L’étroitesse de l’assiette fiscale due à l’ampleur des exonérations ainsi que les dysfonctionnements dans l’application du mécanisme de la TVA comme l’importance des crédits de TVA non imputés ou remboursés, seraient les principales raisons de cette situation. La gestion du système de TVA est telle que les mécanismes très largement répandus de précompte et des chèques Trésor, multiplient les situations de crédits de TVA. En 2009, la TVA précomptée s’est élevée à 56 milliards de FCfa soit 25% des recettes de TVA intérieure. Le système de chèque-Trésor utilisé au Sénégal (dans d’autres pays aussi) pour « limiter les abus », débouche en fait sur des fraudes notables et contribue à la prolifération des crédits de TVA. Or, une TVA ne peut être efficace sans un remboursement rapide de ces crédits.
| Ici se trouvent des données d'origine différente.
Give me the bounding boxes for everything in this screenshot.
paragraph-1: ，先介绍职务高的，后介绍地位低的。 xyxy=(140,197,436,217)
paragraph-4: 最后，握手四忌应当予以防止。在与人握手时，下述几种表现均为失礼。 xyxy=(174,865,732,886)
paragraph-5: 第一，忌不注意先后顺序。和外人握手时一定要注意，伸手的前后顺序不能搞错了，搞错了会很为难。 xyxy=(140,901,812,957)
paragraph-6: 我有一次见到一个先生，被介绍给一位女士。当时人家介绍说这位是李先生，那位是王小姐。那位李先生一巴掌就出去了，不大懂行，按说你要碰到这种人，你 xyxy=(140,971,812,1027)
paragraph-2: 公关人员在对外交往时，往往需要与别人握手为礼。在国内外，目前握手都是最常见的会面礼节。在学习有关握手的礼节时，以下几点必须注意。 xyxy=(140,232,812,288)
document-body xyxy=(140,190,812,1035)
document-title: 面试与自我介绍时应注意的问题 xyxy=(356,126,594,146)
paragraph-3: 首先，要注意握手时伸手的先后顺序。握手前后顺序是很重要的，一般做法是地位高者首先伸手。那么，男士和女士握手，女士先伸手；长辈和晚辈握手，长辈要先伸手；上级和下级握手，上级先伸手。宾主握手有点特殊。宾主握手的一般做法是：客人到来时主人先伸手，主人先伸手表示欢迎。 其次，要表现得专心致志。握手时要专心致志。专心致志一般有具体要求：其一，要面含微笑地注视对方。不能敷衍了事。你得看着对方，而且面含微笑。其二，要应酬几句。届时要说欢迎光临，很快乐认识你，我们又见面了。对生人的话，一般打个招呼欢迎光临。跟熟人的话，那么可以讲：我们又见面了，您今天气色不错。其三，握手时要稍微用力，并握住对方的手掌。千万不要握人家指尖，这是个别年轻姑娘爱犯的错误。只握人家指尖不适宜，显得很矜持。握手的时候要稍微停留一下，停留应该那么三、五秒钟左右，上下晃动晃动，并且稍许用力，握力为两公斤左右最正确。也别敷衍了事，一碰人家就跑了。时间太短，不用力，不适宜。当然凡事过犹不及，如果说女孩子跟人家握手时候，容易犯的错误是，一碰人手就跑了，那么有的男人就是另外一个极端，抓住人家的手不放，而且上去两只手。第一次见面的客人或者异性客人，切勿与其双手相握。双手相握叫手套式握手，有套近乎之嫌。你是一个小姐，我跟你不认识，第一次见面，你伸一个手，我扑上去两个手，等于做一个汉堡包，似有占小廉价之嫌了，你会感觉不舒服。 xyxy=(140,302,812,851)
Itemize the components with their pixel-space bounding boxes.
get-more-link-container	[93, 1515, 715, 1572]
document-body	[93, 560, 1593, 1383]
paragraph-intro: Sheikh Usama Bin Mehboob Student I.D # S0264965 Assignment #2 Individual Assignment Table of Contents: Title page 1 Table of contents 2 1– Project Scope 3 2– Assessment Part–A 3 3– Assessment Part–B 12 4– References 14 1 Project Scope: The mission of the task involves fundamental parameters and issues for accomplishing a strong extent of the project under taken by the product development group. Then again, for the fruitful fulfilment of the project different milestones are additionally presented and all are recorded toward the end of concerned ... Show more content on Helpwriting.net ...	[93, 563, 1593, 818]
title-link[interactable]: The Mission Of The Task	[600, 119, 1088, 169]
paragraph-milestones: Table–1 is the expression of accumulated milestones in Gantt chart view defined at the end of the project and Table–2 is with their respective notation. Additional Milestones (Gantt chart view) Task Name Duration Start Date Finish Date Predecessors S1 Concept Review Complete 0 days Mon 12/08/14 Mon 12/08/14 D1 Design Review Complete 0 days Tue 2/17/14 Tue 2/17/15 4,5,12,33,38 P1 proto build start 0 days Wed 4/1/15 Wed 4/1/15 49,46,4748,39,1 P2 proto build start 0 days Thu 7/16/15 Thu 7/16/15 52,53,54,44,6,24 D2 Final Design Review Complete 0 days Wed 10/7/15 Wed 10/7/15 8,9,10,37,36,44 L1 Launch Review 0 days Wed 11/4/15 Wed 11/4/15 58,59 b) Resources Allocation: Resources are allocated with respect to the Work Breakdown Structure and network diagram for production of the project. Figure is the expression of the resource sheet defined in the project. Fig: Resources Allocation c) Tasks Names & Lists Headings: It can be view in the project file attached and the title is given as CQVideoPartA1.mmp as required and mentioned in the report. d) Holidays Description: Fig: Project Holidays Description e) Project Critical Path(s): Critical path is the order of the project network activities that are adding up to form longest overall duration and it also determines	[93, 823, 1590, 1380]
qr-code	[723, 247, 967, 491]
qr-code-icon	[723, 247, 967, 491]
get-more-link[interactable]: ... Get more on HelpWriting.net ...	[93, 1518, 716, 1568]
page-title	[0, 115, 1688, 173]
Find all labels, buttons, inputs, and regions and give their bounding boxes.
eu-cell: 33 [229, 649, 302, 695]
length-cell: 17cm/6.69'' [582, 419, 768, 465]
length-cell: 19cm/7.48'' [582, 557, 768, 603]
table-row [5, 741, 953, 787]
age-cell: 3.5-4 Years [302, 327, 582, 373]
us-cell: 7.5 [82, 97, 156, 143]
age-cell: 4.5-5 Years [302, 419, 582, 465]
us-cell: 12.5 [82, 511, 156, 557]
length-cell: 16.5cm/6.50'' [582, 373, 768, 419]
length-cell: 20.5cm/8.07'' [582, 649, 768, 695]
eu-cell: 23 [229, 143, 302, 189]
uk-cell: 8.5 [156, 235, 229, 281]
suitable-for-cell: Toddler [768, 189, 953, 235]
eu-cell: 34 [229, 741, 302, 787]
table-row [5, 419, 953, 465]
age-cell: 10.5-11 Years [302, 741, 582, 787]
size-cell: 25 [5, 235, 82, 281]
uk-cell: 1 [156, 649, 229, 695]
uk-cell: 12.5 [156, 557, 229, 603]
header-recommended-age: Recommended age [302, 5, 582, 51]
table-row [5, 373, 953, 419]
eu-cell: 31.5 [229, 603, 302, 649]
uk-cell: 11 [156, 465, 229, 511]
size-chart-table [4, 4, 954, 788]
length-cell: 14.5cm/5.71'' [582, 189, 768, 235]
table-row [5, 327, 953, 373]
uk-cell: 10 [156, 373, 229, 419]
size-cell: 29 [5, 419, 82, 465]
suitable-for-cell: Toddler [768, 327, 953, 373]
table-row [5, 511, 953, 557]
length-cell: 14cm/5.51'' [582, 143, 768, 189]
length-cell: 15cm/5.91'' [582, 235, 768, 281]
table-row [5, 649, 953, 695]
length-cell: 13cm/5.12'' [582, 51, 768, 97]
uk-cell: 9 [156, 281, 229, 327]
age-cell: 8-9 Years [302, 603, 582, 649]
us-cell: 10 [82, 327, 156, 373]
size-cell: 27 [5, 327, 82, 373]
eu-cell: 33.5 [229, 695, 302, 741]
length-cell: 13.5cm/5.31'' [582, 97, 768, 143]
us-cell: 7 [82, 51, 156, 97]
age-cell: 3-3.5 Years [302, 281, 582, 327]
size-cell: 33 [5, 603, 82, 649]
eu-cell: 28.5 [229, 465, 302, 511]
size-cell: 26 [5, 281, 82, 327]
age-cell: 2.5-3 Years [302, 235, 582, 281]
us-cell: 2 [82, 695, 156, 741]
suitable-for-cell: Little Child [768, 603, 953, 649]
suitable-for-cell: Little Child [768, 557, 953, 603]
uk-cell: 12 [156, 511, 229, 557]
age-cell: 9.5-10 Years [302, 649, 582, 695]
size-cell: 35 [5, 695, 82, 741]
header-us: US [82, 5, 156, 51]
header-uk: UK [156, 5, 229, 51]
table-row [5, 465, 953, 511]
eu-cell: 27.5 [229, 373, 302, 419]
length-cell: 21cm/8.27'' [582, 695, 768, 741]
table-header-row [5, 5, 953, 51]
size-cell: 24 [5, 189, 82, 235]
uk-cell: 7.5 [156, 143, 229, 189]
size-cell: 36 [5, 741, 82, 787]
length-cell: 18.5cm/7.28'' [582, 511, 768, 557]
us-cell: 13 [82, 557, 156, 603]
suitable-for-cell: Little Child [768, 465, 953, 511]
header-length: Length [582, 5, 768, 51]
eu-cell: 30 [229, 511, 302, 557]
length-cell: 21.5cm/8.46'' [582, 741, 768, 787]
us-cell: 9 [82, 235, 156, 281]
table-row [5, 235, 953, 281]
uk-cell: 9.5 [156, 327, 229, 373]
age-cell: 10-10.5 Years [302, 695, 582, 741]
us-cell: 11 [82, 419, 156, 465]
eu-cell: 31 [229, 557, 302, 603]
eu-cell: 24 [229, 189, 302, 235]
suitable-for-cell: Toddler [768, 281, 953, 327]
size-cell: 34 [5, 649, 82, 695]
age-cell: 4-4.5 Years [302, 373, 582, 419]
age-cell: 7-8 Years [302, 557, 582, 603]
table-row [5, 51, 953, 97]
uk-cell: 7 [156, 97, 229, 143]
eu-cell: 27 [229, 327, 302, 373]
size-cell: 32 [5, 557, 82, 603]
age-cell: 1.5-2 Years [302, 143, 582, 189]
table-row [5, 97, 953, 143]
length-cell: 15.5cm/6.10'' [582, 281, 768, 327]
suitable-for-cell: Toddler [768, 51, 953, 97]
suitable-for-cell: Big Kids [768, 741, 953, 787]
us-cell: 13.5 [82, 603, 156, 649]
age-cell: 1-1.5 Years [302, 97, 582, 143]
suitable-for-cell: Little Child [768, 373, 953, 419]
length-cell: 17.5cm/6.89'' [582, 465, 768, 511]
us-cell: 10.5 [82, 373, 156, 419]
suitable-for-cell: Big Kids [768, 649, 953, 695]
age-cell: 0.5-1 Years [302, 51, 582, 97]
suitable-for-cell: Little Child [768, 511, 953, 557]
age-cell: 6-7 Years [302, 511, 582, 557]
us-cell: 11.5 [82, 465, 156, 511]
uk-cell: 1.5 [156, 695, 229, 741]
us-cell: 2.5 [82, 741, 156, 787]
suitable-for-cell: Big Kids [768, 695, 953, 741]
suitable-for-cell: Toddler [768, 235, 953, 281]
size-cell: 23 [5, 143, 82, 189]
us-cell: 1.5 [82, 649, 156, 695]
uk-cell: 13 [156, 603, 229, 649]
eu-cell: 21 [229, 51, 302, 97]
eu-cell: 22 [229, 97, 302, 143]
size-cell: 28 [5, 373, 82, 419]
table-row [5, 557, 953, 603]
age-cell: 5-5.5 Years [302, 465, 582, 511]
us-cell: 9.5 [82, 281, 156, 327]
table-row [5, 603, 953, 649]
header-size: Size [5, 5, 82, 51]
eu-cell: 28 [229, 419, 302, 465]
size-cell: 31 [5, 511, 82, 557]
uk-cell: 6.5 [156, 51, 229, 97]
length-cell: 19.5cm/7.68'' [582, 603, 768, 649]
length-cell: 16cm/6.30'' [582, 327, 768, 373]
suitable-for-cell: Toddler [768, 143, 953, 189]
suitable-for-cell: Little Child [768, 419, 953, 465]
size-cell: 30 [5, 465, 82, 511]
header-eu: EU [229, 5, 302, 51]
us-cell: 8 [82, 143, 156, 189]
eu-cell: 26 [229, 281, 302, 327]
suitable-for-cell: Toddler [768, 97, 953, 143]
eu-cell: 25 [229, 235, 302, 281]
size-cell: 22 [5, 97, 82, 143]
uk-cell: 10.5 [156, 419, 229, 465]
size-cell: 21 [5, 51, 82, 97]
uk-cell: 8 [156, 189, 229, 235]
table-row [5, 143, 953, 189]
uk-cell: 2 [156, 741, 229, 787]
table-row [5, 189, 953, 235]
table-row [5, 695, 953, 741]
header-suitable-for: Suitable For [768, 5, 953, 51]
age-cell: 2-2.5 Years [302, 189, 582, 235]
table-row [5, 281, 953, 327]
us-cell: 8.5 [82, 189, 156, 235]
Pour l’année 2008, la dépense fiscale relative aux exonérations de TVA a été estimée à 175, 6 milliards de FCfa soit 40% des recettes de TVA. Outre les exonérations de biens sociaux, la prolifération des exonérations accordées dans le cadre de régimes fiscaux dérogatoires au droit commun a considérablement réduit l’assiette et contribué à alimenter le secteur informel du fait notamment des déversements frauduleux de biens exonérés sur le marché. Une situation qui lèse sensiblement les entreprises privées du secteur formel qui supportent les rémanences de TVA et qui d’ailleurs, réclament une TVA à taux réduit. Ce que les partenaires financiers du Sénégal voient d’un œil circonspect.
Rappelons cependant que la fourchette prévue pour harmoniser les taux dans l’Uemoa est comprise entre 15% et 20%. Le Sénégal avait choisi d’adopter en 2002 un taux de 18% dans l’objectif de préserver ses recettes après l’adoption du Tarif extérieur commun(Tec), sans se soucier de l’équité et l’incidence de la taxe sur les revenus.
Au sujet des exonérations de TVA, même l’aide internationale en bénéficie largement à travers le financement des projets alors que le Sénégal pourrait très bien conduire le changement de comportement des bailleurs sur ce sujet.
Dans le même contexte, entre incitations aux investissements via des régimes sociaux, et les exonérations à ce même CGI qui relèvent d’une foultitude de codes et de lois, certaines dépenses fiscales issues des différents régimes ou conventions se trouvent hors du cadre du CGI.
Le Code des investissements, par exemple, exonère durant 3 ans les droits de douane à l’importation, suspend la TVA aux importations et aux achats auprès des fournisseurs locaux, exonère la Contribution forfaitaire à la charge des employeurs durant 5 ou 8 ans selon le nombre d’emplois créés ou le lieu de l’investissement et autorise la déduction d’une partie des investissements du bénéfice imposable. Par ailleurs, les entreprises franches d’exportation (EFE) soumises à la loi du 29 décembre 1995 sont exonérées de l’IRVM(Impôt sur le revenu des valeurs mobilières) sur les dividendes distribués et ne sont imposées qu’à un taux de l’Is réduit de 15%. Même les entreprises dites de la « Zone économique spéciale intégrée » (Loi N°2007/16 du 16 juillet 2008) dont on n’a toujours pas vu la couleur, sont exonérées, entre autres de l’Is, des taxes spécifiques, de la TVA et des droits de douane et sont imposées à un impôt sur le chiffre d’affaires au taux confidentiel de 2%.
De fait, l’érosion de l’assiette imposable aux taxes directes comme indirectes fait ainsi peser la pression fiscale la plus importante sur les entreprises relevant du régime commun et suscite une tendance accrue des incitations à rechercher des régimes dérogatoires.